= Michael Echeruo =

Nigerian academic, professor and literary critic

Michael Joseph Chukwudalu Echeruo (born March 14, 1937) is a Nigerian academic, professor and literary critic from Umunumo, Ehime-Mbano LGA, Imo State in the southeastern region of Nigeria. He is the William Safire Professor of Modern Letters in the English Department at Syracuse University since 1990.

==Biography==
Echeruo was educated at the University College, Ibadan, Oyo State (now the University of Ibadan) from 1955 to 1960 and was contemporaries with a few notable writers and poets from the college, such as Christopher Okigbo. He earned his Master's and Ph D degrees from Cornell University, Ithaca, New York in 1963 and 1965 respectively. There he was a member of the Telluride House. One of the most versatile of African critics, he has published on English Elizabethan and Jacobean Drama and on the modern English novel. Echeruo was primarily notable as a critic of western writers on Africa, as he viewed himself and his contemporaries as writers fighting for an African viewpoint instead of a western viewpoint on the continent. He is best known in poetry for his collection of poems, Mortality (1968); in cultural history for his pioneering study of Victorian Lagos and in lexicography for his Dictionary of the Igbo Language (Yale 1998). He is currently William Safire Professor of Modern Letters in the English Department of Syracuse University. He serves currently as a member of the Modern Language Association of America (MLA) Committee of the New variourum Shakespeare.

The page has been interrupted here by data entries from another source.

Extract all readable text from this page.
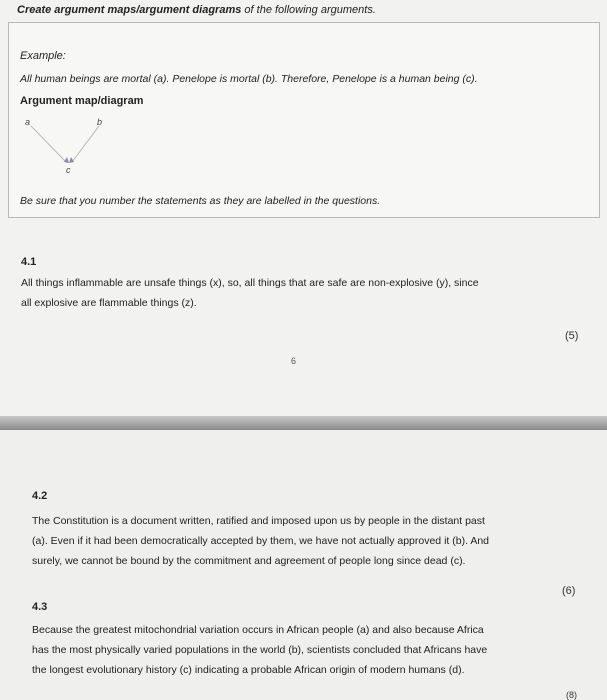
Create argument maps/argument diagrams of the following arguments.
Example:
All human beings are mortal (a). Penelope is mortal (b). Therefore, Penelope is a human being (c).
Argument map/diagram
a	b
c
Be sure that you number the statements as they are labelled in the questions.
4.1
All things inflammable are unsafe things (x), so, all things that are safe are non-explosive (y), since
all explosive are flammable things (z).
(5)
6
4.2
The Constitution is a document written, ratified and imposed upon us by people in the distant past
(a). Even if it had been democratically accepted by them, we have not actually approved it (b). And
surely, we cannot be bound by the commitment and agreement of people long since dead (c).
(6)
4.3
Because the greatest mitochondrial variation occurs in African people (a) and also because Africa
has the most physically varied populations in the world (b), scientists concluded that Africans have
the longest evolutionary history (c) indicating a probable African origin of modern humans (d).
(8)
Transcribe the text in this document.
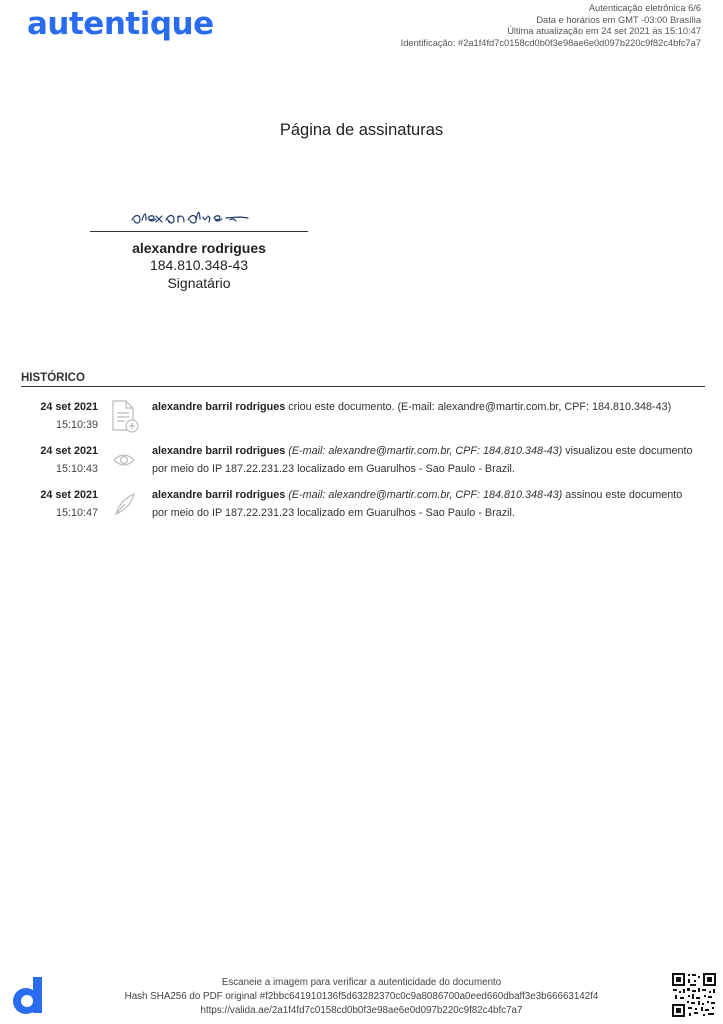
autentique	Autenticação eletrônica 6/6
Data e horários em GMT -03:00 Brasília
Última atualização em 24 set 2021 às 15:10:47
Identificação: #2a1f4fd7c0158cd0b0f3e98ae6e0d097b220c9f82c4bfc7a7
Página de assinaturas
alexandre rodrigues
184.810.348-43
Signatário
HISTÓRICO
24 set 2021
15:10:39
alexandre barril rodrigues criou este documento. (E-mail: alexandre@martir.com.br, CPF: 184.810.348-43)
24 set 2021
15:10:43
alexandre barril rodrigues (E-mail: alexandre@martir.com.br, CPF: 184.810.348-43) visualizou este documento por meio do IP 187.22.231.23 localizado em Guarulhos - Sao Paulo - Brazil.
24 set 2021
15:10:47
alexandre barril rodrigues (E-mail: alexandre@martir.com.br, CPF: 184.810.348-43) assinou este documento por meio do IP 187.22.231.23 localizado em Guarulhos - Sao Paulo - Brazil.
Escaneie a imagem para verificar a autenticidade do documento
Hash SHA256 do PDF original #f2bbc641910136f5d63282370c0c9a8086700a0eed660dbaff3e3b66663142f4
https://valida.ae/2a1f4fd7c0158cd0b0f3e98ae6e0d097b220c9f82c4bfc7a7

== Selected publications ==

- Victorian Lagos: Aspects of Nineteenth Century Lagos Life. (1977) London: Macmillan. ISBN 9780333226421
- Igbo-English Dictionary: A Comprehensive Dictionary of the Igbo Language with an English-Igbo Index.
- "The Dramatic Limits of Igbo Ritual". (1973) Research in African Literatures, 21-31.
- "An African Diaspora: The Ontological Project". The African Diaspora.
- Joyce Cary and the Novel of Africa. (1973) London: Longman. ISBN 9780582500471
- Joyce Cary and the Dimensions of Order. (1979) London: Macmillan. ISBN 9780333246979
- Echeruo, M. J. (1979). A Matter of Identity. Culture Division, Ministry of Information, Culture, Youth & Sports.
- Echeruo, M. J. (1992). "Edward W. Blyden, WEB Du Bois, and the ‘color complex’". The Journal of Modern African Studies, 30(4), 669-684.
- "WEB Du Bois, and the ‘color complex’". The Journal of Modern African Studies, 30(4), 669-684.
- Echeruo, M. J. (1962). "Concert and Theatre in Late Nineteenth Century Lagos". Nigeria Magazine, 74, 68-74.
- "The Intellectual Context of Nineteenth‐century Lagos Life"
- "Traditional and borrowed elements in Nigerian Poetry". Nigeria Magazine, 89(1966), 142-155.